3. Quais foram os desafios do processo de formulação e implementação do Planejamento Estratégico?
Na fase de formulação do planejamento o mais difícil foi definir as prioridades e marcos históricos dos projetos e ações. A partir das necessidades de melhoria, definimos juntamente com a Indicador vários planos de ação que deveriam ser executados em curto, médio e longo prazos. Entretanto, foi um grande desafio analisar e decidir quais seriam os planos prioritários e organizá-los ao longo de um cronograma.
Já na fase de implementação, fase em que estamos atualmente, uma vez que os planos de ação já estão rodando, o grande desafio é manter o foco nos resultados. Ou seja, é garantir que diante das ações do dia-a-dia e diante dos projetos estratégicos cada um saiba o que é prioritário para empresa e quais são as atividades que realmente levam a empresa a mudar os resultados.

4. Qual conselho você daria às empresas que estão iniciando o processo de Planejamento Estratégico?
Para empresas que ainda não passaram pela experiência do Planejamento Estratégico, diria para se preparem para o processo fazendo algumas reflexões sobre quais são as expectativas com o negócio e quais são hoje as prioridades da empresa. Isso ajudará na definição da visão e dos objetivos estratégicos.
Para empresas que já possuem algum sistema de acompanhamento de desempenho, com metas e indicadores, o conselho é realizar uma checagem entre o que é praticado hoje com as novas propostas, que acabam surgindo ao longo do planejamento estratégico. Feito isso, imagino que o resultado é um painel de bordo mais completo e adequado ao negócio.

5. Qual a contribuição da Indicador Consultores no processo de crescimento da empresa?
Em resumo, foi fundamental. A atuação da Indicador como facilitadora do processo e as intervenções, quando necessárias, foram totalmente necessárias e indispensáveis para o alcance dos resultados desejados pelo grupo Morocó.
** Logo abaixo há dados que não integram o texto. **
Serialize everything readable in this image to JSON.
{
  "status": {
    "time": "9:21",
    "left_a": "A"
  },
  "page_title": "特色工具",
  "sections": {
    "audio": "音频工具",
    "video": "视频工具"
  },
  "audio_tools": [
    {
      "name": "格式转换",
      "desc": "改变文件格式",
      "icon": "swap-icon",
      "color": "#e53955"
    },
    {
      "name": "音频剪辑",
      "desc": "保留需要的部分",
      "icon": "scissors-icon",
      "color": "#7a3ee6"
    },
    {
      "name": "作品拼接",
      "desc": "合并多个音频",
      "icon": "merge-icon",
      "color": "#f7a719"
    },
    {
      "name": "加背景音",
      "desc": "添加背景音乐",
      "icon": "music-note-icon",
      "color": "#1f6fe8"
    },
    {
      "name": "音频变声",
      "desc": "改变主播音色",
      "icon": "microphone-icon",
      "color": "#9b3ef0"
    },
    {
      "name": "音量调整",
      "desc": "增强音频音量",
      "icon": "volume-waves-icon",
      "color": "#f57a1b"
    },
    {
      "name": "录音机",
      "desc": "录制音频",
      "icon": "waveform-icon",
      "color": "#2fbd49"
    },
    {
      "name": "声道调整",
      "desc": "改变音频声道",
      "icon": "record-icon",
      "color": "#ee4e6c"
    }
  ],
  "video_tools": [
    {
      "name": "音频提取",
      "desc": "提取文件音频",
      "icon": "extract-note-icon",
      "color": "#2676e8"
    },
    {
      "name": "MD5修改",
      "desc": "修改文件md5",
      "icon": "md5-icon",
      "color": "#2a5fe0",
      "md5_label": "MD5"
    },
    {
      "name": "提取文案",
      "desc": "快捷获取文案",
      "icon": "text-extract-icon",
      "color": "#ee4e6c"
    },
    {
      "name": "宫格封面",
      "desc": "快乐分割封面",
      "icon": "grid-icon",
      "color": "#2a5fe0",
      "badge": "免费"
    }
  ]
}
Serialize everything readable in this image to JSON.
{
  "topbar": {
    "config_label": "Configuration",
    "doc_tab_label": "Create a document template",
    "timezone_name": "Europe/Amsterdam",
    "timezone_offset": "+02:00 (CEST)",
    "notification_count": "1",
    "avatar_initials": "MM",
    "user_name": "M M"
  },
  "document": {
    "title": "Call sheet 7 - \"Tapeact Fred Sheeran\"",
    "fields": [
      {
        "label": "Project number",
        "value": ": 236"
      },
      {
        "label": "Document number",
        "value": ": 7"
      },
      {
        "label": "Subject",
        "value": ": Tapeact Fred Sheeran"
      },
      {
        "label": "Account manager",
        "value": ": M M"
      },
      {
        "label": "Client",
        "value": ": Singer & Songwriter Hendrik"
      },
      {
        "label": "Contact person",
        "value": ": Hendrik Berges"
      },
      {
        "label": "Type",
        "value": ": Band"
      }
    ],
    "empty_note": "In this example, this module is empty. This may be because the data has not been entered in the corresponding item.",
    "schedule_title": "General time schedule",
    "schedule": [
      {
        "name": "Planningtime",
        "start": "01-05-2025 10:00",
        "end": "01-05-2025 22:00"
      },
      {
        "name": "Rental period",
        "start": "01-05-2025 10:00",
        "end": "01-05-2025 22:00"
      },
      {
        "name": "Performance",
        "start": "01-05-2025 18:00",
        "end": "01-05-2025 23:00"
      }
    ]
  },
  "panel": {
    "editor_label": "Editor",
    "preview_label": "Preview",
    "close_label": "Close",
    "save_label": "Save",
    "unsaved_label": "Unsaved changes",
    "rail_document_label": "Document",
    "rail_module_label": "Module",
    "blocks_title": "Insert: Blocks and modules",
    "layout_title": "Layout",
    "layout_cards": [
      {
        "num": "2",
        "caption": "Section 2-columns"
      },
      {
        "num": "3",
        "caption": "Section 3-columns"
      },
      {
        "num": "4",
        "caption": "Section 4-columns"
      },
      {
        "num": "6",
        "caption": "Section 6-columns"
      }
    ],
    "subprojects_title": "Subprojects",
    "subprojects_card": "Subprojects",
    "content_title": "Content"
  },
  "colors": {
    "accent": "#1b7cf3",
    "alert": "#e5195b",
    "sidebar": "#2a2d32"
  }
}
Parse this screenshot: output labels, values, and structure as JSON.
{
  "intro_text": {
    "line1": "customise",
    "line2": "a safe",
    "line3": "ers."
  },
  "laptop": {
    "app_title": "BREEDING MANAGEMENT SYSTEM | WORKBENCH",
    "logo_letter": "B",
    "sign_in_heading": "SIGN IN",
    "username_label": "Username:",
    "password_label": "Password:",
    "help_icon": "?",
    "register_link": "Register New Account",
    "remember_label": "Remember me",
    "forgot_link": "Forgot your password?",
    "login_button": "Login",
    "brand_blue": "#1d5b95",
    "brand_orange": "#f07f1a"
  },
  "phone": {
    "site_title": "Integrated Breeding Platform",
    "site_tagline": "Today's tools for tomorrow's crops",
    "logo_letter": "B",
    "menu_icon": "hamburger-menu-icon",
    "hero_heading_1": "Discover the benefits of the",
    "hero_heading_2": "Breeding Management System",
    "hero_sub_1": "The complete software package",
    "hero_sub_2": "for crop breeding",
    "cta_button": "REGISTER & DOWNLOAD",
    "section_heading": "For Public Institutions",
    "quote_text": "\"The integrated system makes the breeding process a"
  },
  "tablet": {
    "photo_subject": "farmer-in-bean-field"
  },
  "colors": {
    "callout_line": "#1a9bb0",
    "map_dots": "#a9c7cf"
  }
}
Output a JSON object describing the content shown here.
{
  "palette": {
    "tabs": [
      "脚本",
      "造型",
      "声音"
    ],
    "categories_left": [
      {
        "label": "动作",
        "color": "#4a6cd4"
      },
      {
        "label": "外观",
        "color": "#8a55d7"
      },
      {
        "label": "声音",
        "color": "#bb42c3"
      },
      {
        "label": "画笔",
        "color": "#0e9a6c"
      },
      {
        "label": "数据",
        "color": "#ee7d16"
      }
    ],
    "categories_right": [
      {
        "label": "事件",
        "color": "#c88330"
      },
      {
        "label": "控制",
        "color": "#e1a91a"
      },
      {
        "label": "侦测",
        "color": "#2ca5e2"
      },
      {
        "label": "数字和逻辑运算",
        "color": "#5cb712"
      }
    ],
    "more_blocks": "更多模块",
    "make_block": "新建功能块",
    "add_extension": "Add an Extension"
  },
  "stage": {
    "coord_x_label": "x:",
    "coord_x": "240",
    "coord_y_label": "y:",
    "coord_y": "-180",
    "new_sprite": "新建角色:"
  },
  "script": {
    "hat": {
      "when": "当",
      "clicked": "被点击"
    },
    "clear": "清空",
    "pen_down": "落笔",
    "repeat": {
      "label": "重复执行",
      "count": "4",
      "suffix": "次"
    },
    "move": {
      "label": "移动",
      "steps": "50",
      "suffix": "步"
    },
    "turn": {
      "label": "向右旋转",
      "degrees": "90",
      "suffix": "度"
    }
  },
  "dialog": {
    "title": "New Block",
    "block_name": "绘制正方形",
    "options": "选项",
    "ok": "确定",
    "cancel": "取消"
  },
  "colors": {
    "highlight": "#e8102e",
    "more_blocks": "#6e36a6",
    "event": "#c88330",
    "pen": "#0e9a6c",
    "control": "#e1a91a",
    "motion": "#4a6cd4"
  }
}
Sobre a empresa O Grupo Morocó é uma holding que está no mercado há mais de 25 anos. Possui uma unidade de DESENVOLVIMENTO IMOBILIÁRIO, a Morocó Desenvolvimento Imobiliário. Atuando nos estados de São Paulo e Rio de Janeiro, já tem aproximadamente 100.000 m² construídos. O Grupo atua também no setor de AGRONEGÓCIOS, com a empresa Fazendas Paulistas Reunidas, localizada no estado do Mato Grosso, com uma área de aproximadamente 80.000 hectares, com foco no plantio de soja e milho. Além disso, atua nas áreas de GESTÃO IMOBILIÁRIA e FINANCEIRA, nas quais conta com a Morocó Participações e Comércio que tem participações em shopping centers, hotéis, galpões industriais, lajes corporativas e centros comerciais, entre outros, além de possuir, atualmente, um “landbank” próprio superior a 2 milhões de m² em áreas privilegiadas.